Der Angeredete hob den Kopf, ließ seinen Blick schnell durchs Zimmer schweifen und schloss wieder die Augen. Sein Kopf sank schwer aufs Kissen zurück.

»Ich protestiere … dieser rohe Überfall … Ich verlange meine sofortige Überführung ins Konsulat«, brachte er mit schwacher Stimme hervor.

»Die Wohnung des Ingenieurs Iwaschew, eines sowjetischen Staatsangehörigen, genießt nicht, soviel mir bekannt ist, die Rechte der Exterritorialität«, entgegnete lächelnd der Leutnant. »Sie hätten die Tür öffnen und Ihren Namen nennen sollen, Herr Hauptmann. Vielleicht wäre dann die Zeremonie des Kennenlernens weniger schmerzvoll für Sie gewesen.«

Matwej Petrowitsch antwortete nichts darauf. Er lag reglos auf dem Sofa, und seine Augen blieben geschlossen.

»Er scheint die Besinnung verloren zu haben«, bemerkte Jerofejew.

Maximow trat in den Raum.

»Der Krankenwagen wird in zehn Minuten hier sein, Genosse Leutnant«, meldete er.

»Gut! Man wird ihn schon wieder zu sich bringen. Legen Sie ihm vorerst einen Notverband an. Dann durchsuchen Sie dieses Zimmer. Jerofejew, Petrow und Kowalenko kontrollieren die anderen Räume. Sergejew bleibt bei mir. Alle gefundenen Papiere hierher auf den Tisch … Alles schnell und gründlich machen!«

Der Leutnant blickte in die Zimmerecke. Die mit einem Fenstervorhang bedeckte Schüssel qualmte nicht mehr. Plötzlich bemerke der junge Offizier, wie sich die Vorhänge des zweiten Fensters im Winde bewegten. Er stürzte dorthin.

»Sergejew, haben Sie das Fenster geöffnet?«

»Nein, Genosse Leutnant. Wahrscheinlich war es schon vorher offen.«

Der Leutnant riss die Fenstervorhänge auseinander und blickte hinaus. Draußen war es stockfinster.

Der Offizier schlug das Fenster zu.

»Sergejew, eine Lampe!«

Im hellen Licht der Tischlampe studierte der Leutnant mithilfe einer scharfen Lupe jeden Quadratzentimeter des Fensterbretts.

»Hier hat jemand gestanden … erst vor kurzem … Selbst der Regen hat die Spuren noch nicht abgewaschen«, sagte er leise.

Mit einem Federmesser hob er vom Fensterbrett ein winziges schwarzes Plättchen ab, nicht größer als eine Zehnkopekenmünze, und legte es auf die Handfläche.

»Asche … Erde … Tabak …« Er roch daran und fügte hinzu: »Von einem Zigarettenstummel, der am Absatz oder an der Sohle klebte.«

»Klar, Genosse Leutnant«, sagte Sergejew, die Lampe in der Hand, »hier hat bestimmt jemand gestanden.«

»Ganz schön, aber wer?«, fragte der Leutnant nachdenklich.

Wieder untersuchte er das Fensterbrett mit der Lupe.
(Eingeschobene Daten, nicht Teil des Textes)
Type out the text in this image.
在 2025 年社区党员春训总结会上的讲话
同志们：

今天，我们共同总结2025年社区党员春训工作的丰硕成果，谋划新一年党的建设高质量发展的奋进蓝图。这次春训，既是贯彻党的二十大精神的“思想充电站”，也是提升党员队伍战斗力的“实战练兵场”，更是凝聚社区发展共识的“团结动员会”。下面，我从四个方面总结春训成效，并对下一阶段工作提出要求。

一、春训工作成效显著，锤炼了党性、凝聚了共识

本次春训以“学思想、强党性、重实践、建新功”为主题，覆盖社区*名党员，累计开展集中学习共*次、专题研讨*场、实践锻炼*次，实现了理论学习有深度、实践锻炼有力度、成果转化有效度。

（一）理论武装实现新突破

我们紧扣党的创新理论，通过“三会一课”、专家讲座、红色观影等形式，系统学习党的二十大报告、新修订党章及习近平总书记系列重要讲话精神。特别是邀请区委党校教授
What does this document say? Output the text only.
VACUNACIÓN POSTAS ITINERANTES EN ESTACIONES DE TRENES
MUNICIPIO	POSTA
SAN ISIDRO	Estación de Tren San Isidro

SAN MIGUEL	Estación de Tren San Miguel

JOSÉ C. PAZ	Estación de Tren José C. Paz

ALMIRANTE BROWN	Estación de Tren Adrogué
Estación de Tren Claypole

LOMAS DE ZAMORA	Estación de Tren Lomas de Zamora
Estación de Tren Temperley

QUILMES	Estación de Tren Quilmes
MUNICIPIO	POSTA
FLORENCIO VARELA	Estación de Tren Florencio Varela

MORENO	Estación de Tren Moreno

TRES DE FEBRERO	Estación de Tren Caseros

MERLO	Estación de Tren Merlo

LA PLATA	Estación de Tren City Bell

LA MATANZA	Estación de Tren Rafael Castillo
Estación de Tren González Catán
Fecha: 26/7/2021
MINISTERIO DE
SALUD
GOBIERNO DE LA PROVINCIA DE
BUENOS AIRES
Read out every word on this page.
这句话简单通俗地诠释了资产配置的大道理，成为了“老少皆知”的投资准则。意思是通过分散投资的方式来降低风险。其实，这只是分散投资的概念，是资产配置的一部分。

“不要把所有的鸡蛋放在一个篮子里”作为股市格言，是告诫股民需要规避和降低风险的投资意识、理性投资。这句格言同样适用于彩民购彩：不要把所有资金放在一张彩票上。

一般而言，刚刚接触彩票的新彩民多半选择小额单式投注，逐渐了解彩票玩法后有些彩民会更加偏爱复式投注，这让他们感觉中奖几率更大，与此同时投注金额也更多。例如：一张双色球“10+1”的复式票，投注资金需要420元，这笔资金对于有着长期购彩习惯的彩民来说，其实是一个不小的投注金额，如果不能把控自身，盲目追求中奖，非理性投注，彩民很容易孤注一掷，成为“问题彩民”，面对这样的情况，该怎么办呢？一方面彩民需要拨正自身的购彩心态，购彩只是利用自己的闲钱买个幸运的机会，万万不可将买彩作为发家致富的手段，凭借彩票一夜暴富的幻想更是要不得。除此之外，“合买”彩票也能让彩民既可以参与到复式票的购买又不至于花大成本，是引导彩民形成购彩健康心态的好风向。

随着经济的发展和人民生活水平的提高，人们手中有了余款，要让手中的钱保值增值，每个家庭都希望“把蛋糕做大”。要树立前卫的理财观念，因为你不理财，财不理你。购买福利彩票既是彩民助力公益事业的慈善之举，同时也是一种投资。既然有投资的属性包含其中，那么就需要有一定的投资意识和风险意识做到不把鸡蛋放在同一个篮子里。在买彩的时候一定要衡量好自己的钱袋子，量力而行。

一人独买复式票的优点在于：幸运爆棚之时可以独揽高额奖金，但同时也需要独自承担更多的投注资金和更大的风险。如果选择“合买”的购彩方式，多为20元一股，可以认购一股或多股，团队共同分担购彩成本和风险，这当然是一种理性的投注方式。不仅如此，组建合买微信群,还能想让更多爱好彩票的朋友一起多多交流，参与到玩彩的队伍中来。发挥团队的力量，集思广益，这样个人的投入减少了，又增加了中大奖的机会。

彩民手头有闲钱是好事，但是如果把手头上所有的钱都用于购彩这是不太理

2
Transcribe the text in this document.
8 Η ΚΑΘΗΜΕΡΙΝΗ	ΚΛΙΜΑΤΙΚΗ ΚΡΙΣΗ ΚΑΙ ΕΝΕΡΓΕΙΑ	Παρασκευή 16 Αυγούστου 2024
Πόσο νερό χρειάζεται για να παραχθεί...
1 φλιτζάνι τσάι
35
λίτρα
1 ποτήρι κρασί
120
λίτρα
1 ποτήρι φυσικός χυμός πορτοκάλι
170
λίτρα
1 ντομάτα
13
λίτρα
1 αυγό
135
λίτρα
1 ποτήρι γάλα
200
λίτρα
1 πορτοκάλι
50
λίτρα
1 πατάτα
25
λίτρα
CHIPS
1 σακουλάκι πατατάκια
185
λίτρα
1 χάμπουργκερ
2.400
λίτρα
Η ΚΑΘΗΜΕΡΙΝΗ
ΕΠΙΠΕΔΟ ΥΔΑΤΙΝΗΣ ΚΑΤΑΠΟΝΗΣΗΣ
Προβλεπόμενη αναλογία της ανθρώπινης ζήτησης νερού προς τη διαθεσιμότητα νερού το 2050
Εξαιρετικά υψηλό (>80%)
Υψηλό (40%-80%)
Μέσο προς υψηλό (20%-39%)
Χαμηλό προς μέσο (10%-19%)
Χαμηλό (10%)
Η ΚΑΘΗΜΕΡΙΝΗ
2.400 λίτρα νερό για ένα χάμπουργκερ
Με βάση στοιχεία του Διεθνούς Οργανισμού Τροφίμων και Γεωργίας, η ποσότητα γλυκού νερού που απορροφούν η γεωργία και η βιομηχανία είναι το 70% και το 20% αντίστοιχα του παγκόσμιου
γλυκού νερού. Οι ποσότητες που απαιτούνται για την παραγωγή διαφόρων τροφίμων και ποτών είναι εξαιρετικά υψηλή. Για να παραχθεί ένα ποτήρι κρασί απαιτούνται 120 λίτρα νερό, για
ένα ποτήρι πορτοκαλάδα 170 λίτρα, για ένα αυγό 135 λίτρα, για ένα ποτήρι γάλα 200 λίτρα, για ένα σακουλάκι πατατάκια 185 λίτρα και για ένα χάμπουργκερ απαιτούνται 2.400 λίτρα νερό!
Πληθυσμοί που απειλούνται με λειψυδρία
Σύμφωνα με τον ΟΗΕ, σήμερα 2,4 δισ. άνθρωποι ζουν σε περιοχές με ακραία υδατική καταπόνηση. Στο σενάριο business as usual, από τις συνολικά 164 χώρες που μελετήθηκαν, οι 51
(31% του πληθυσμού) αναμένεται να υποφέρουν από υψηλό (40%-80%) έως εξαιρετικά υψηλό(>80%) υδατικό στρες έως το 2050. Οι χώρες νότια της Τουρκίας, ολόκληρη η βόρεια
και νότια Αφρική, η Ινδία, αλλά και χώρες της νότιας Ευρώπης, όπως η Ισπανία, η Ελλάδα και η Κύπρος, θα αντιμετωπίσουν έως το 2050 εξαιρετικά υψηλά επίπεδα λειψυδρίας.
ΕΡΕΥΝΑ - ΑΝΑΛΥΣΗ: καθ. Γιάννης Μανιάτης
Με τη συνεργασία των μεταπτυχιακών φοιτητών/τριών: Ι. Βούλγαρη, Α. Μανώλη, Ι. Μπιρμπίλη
»Hier stand ein Mann …«, der Leutnant sprach leise, aber seine Stimme klang immer überzeugter, »hier stand ein Mann mit großen Füßen. Aber wer war es? Und wo ist er geblieben? Er konnte sich doch nicht mit einem Seil vom vierzehnten Stockwerk hinunterlassen! Das ist unmöglich!«

Der Leutnant öffnete wieder das Fenster und untersuchte mit der Lupe den Sims. Hier waren keinerlei Spuren zu sehen.

»Sergejew, gehen Sie mit Maximow hinunter und schauen Sie sich mal im Hof die Stelle unter dem Fenster an.«

Der Offizier riss aus seinem Notizbuch eine Seite heraus, wickelte darin das dünne Plättchen aus Erde und Tabak ein und legte das winzige Päckchen zwischen die Seiten des Notizbuches. Dann wandte er sich der Schüssel zu. Er entfernte den Vorhang und erblickte darunter ein Häufchen halbverkohlter Papiere, die er vorsichtig auf dem Tisch ausbreitete und aufmerksam betrachtete. Dabei fiel sein Blick auf die Karte, die auf dem Tisch lag, und blieb auf einer mit Bleistift umrandeten Stelle östlich der Bahama-Inseln im Sargassomeer haften. Er überlegte einen Augenblick und nahm einen der halb verkohlten Zettel. Darauf waren noch Fragmente geografischer Breiten- und Längenbestimmungen, Grade, Minuten und Sekunden erhalten geblieben. Der Leutnant vertiefte sich in das Studium des Zettels.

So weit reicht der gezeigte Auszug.